For Mr Orbell, 67, of Ixworth, the exchange not only dominates a part of the town centre but its shadow extends to his childhood and family tree.
“My dad (Jack, a corn merchant) worked there,” he remembers. “I used to go to see him trading on a Wednesday afternoon and it was an extraordinary place; full of men in dark coats and hats, masses of tobacco smoke everywhere and some real Suffolk accents.”
His grandfather and two great-grandfathers also sold grain and corn there and one of them served on a Bury St Edmunds Corporation (the then town council) committee which ran the exchange.
Mr Orbell, a former archivist, was looking for a history writing project about Bury and discovered nothing had been written about the Exchange before. The first Corn Exchange, which now houses Laura Ashley, Hatters and Halifax, was built in the 1830s.
Due to overcrowding, a new Corn Exchange, now the site of JD Wetherspoon, was built in the 1860s.
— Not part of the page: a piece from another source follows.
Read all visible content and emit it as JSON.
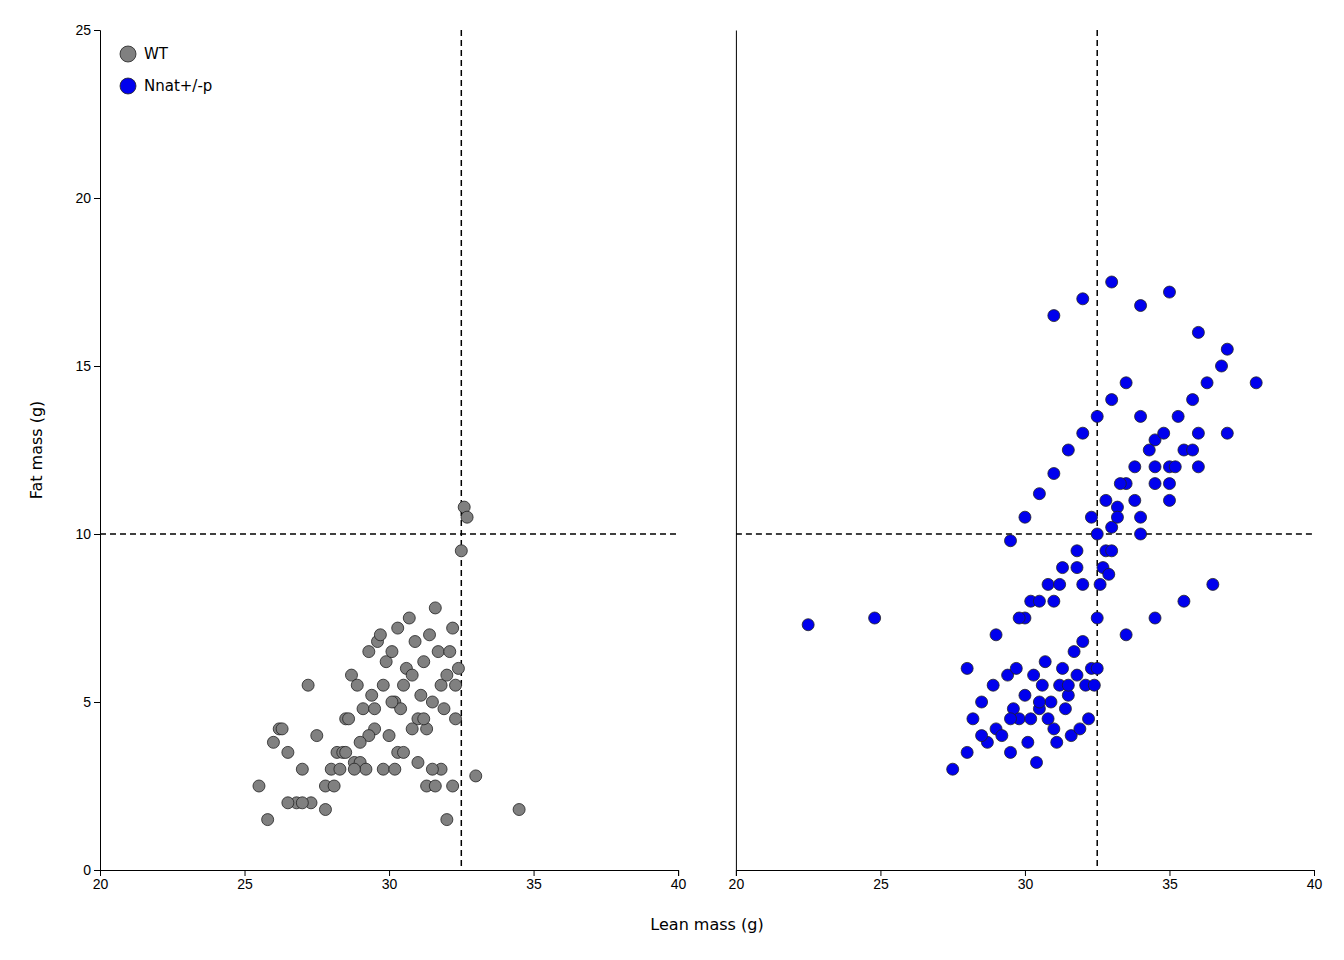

Asked if there were any surprises uncovered during his research at Suffolk Record Office for the book, Mr Orbell said: “The Bury Corporation in the early 1840s to all intents and purposes went bust because it embarked on some very extravagant expenditure in the 1830s and that included the building of the Corn Exchange.”
The book also looks at controversial plans in the 1960s to demolish both buildings to create a parade of shops.
The plans were abandoned following fierce opposition from residents.
“I would have been an 11/12 year-old boy and I remember people talking about the proposed demolition and they were in shock,” Mr Orbell said.
The book is available from Waterstones, in Butter Market, Moyse’s Hall, the record office, in Raingate Street, JD Wetherspoon, the Cathedral Book Shop and The Apex.